Phase IIa trials are small. So small that they’re considered statistically useless. But, they are considered proof of concept. And, for Chang Yi and Mei Mei, it’s opened up a world of possibilities.
Currently, United Neuroscience is proceeding with phase III trials for its Alzheimer’s vaccine, and has adapted the synthetic peptide technology to create vaccines for the hallmark protein in Parkinson’s disease. Known as UB-312, the Parkinson’s vaccine is just about to enter phase I testing. A third vaccine, targeting Tau, is in the pre-clinical phase. Tangled Tau proteins aren’t just a feature of Alzheimer’s – they’re also found in soldiers and athletes who face repeated or significant head injuries, hence the interest from the military.
So where are we at?
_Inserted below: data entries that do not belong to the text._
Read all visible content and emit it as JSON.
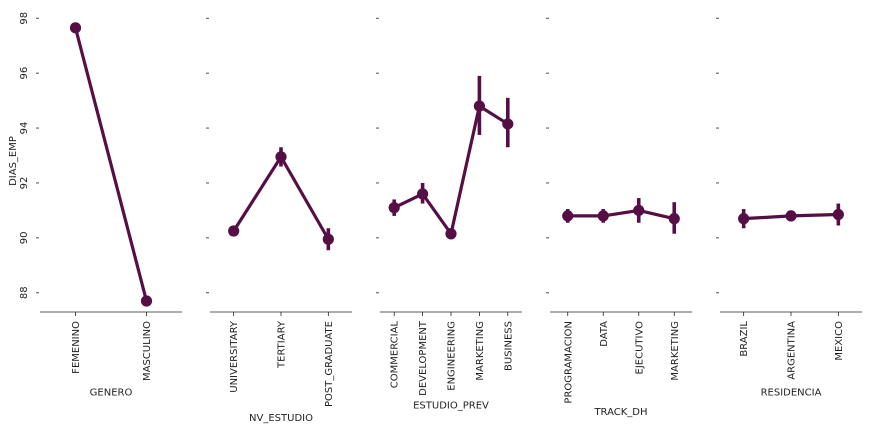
{
  "chart_data": [
    {
      "type": "line",
      "xlabel": "GENERO",
      "ylabel": "DIAS_EMP",
      "ylim": [
        87.3,
        98.3
      ],
      "yticks": [
        88,
        90,
        92,
        94,
        96,
        98
      ],
      "categories": [
        "FEMENINO",
        "MASCULINO"
      ],
      "series": [
        {
          "values": [
            97.65,
            87.7
          ],
          "ci_low": [
            97.6,
            87.65
          ],
          "ci_high": [
            97.7,
            87.75
          ]
        }
      ]
    },
    {
      "type": "line",
      "xlabel": "NV_ESTUDIO",
      "ylabel": "",
      "ylim": [
        87.3,
        98.3
      ],
      "yticks": [
        88,
        90,
        92,
        94,
        96,
        98
      ],
      "categories": [
        "UNIVERSITARY",
        "TERTIARY",
        "POST_GRADUATE"
      ],
      "series": [
        {
          "values": [
            90.25,
            92.95,
            89.95
          ],
          "ci_low": [
            90.1,
            92.6,
            89.55
          ],
          "ci_high": [
            90.4,
            93.3,
            90.35
          ]
        }
      ]
    },
    {
      "type": "line",
      "xlabel": "ESTUDIO_PREV",
      "ylabel": "",
      "ylim": [
        87.3,
        98.3
      ],
      "yticks": [
        88,
        90,
        92,
        94,
        96,
        98
      ],
      "categories": [
        "COMMERCIAL",
        "DEVELOPMENT",
        "ENGINEERING",
        "MARKETING",
        "BUSINESS"
      ],
      "series": [
        {
          "values": [
            91.1,
            91.6,
            90.15,
            94.8,
            94.15
          ],
          "ci_low": [
            90.8,
            91.25,
            89.95,
            93.75,
            93.3
          ],
          "ci_high": [
            91.4,
            92.0,
            90.35,
            95.9,
            95.1
          ]
        }
      ]
    },
    {
      "type": "line",
      "xlabel": "TRACK_DH",
      "ylabel": "",
      "ylim": [
        87.3,
        98.3
      ],
      "yticks": [
        88,
        90,
        92,
        94,
        96,
        98
      ],
      "categories": [
        "PROGRAMACION",
        "DATA",
        "EJECUTIVO",
        "MARKETING"
      ],
      "series": [
        {
          "values": [
            90.8,
            90.8,
            91.0,
            90.7
          ],
          "ci_low": [
            90.55,
            90.55,
            90.55,
            90.15
          ],
          "ci_high": [
            91.05,
            91.05,
            91.45,
            91.3
          ]
        }
      ]
    },
    {
      "type": "line",
      "xlabel": "RESIDENCIA",
      "ylabel": "",
      "ylim": [
        87.3,
        98.3
      ],
      "yticks": [
        88,
        90,
        92,
        94,
        96,
        98
      ],
      "categories": [
        "BRAZIL",
        "ARGENTINA",
        "MEXICO"
      ],
      "series": [
        {
          "values": [
            90.7,
            90.8,
            90.85
          ],
          "ci_low": [
            90.35,
            90.6,
            90.45
          ],
          "ci_high": [
            91.05,
            91.0,
            91.25
          ]
        }
      ]
    }
  ],
  "colors": {
    "series": "#560f44",
    "axis": "#222222"
  }
}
I’ll let Chang Yi sum it up.
“What if you went to the doctor and they took a measurement that could record protein levels in your brain?” she begins. “If it’s too high, we give you a vaccine and keep toxic proteins at bay. You could do it in a kiosk in a mall or with an iPad at home, if this could be monitored through affordable blood tests or retinal scans. We’re starting work on an anti-migraine vaccine at the end of this year and the technology can be applied to anything.”
… For her, the goal is simply to take what she’s learned with Alzheimer’s and use it to treat everything from cancer to HIV. “If we can do that, I would feel my life’s purpose has been satisfied,” she nods. “My parents gave me the name Chang Yi which, in English, means Always Happy. If we cured Alzheimer’s I would be very happy.”
Follow up research says the Phase III trials are moving along and they hope to be commercially viable later this year. That would be a nice Christmas present for people dealing with Alzheimer’s.
And if it doesn?
The team I mentioned above has also moved into Phase II testing.
At this point it’s no longer a question of “if” Alzheimer’s can be cured, but when and by which method.
By the way, there’s absolutely no reason both may not have value.